The Ethereum Alarm Clock service has fallen victim to the latest Hacktober exploit resulting in losses worth $260,000.
PeckShield Reports Alarm Clock Attack
Around $260,000 worth of ETH was siphoned off when hackers exploited a bug in the smart contract code for the Ethereum Alarm Clock service. The news was first brought to the public eye by blockchain security and data analytics company PeckShield, which revealed that hackers had managed to manipulate a loophole in the scheduling code, allowing them to profit from returned gas fees on canceled transactions. Currently, the protocol can be employed for scheduling future transactions by entering a receiver address, the amount of funds to be transferred, and the time of the transaction. Users must keep the necessary amount of Ether to pay gas fees for the transaction upfront. In the case of canceled transactions, the deducted gas fees are refunded to the originating wallet.
Exploit Mechanism Explained
The exploit mechanism can be summed up as attackers calling cancel functions on their Ethereum Alarm Clock contracts with inflated transaction fees. A bug in the smart contract has been refunding the perpetrators a higher value of gas fees than what they initially paid. PeckShield reported that 51% of this bloated refund was paid out to miners, thus increasing their Miner Extractable Value (MEV).
The firm tweeted,
“We’ve confirmed an active exploit that makes use of huge gas price to game the TransactionRequestCore contract for reward at the cost of original owner. In fact, the exploit pays the 51% of the profit to the miner, hence this huge MEV-Boost reward.”

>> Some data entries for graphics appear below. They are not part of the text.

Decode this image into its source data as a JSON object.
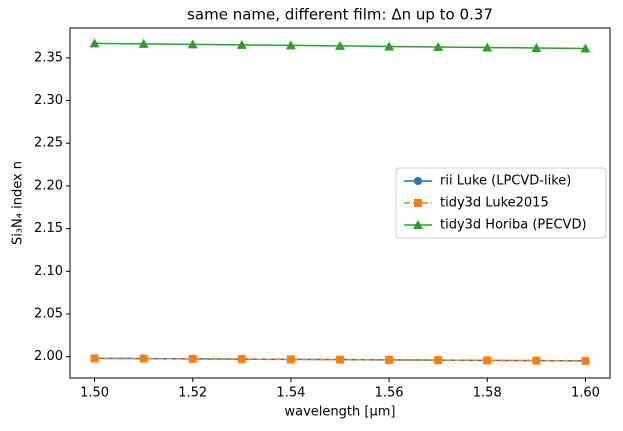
{
  "chart_data": {
    "type": "line",
    "title": "same name, different film: Δn up to 0.37",
    "xlabel": "wavelength [µm]",
    "ylabel": "Si₃N₄ index n",
    "x": [
      1.5,
      1.51,
      1.52,
      1.53,
      1.54,
      1.55,
      1.56,
      1.57,
      1.58,
      1.59,
      1.6
    ],
    "series": [
      {
        "name": "rii Luke (LPCVD-like)",
        "color": "#1f77b4",
        "marker": "circle",
        "linestyle": "solid",
        "values": [
          1.998,
          1.9977,
          1.9974,
          1.9971,
          1.9968,
          1.9965,
          1.9962,
          1.9959,
          1.9956,
          1.9953,
          1.995
        ]
      },
      {
        "name": "tidy3d Luke2015",
        "color": "#ff7f0e",
        "marker": "square",
        "linestyle": "dashed",
        "values": [
          1.998,
          1.9977,
          1.9974,
          1.9971,
          1.9968,
          1.9965,
          1.9962,
          1.9959,
          1.9956,
          1.9953,
          1.995
        ]
      },
      {
        "name": "tidy3d Horiba (PECVD)",
        "color": "#2ca02c",
        "marker": "triangle",
        "linestyle": "solid",
        "values": [
          2.367,
          2.3664,
          2.3658,
          2.3652,
          2.3646,
          2.364,
          2.3634,
          2.3628,
          2.3622,
          2.3616,
          2.361
        ]
      }
    ],
    "xlim": [
      1.495,
      1.605
    ],
    "ylim": [
      1.975,
      2.385
    ],
    "xticks": [
      {
        "value": 1.5,
        "label": "1.50"
      },
      {
        "value": 1.52,
        "label": "1.52"
      },
      {
        "value": 1.54,
        "label": "1.54"
      },
      {
        "value": 1.56,
        "label": "1.56"
      },
      {
        "value": 1.58,
        "label": "1.58"
      },
      {
        "value": 1.6,
        "label": "1.60"
      }
    ],
    "yticks": [
      {
        "value": 2.0,
        "label": "2.00"
      },
      {
        "value": 2.05,
        "label": "2.05"
      },
      {
        "value": 2.1,
        "label": "2.10"
      },
      {
        "value": 2.15,
        "label": "2.15"
      },
      {
        "value": 2.2,
        "label": "2.20"
      },
      {
        "value": 2.25,
        "label": "2.25"
      },
      {
        "value": 2.3,
        "label": "2.30"
      },
      {
        "value": 2.35,
        "label": "2.35"
      }
    ],
    "legend": "center right",
    "grid": false
  }
}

According to another security firm, Supremacy Inc., the exploit has resulted in a loss of around 204 ETH.
Hacktober Continues
2022 has already seen a record number of DeFi hacks. The Alarm Clock attack is the latest in a long line of protocol hacks that have exploited bugs in smart contract codes, especially in the month of October, which is also being dubbed as Hacktober. Most recently, Moola Market was hacked for $9 million by manipulating the price of the lending protocol’s native MOO token by purchasing $45,000 worth of the token and depositing it as collateral to borrow CELO tokens. Thankfully the hacker returned most of the funds while retaining $500,000 as a bug bounty. Other protocols that were exploited this October include the BitKeep Wallet and DeFi protocol Sovryn, which both lost around a million dollars each. However, the most noteworthy is the Mango Markets hack, which resulted in funds worth $117 being siphoned off from the lending platform in the second week of Hacktober.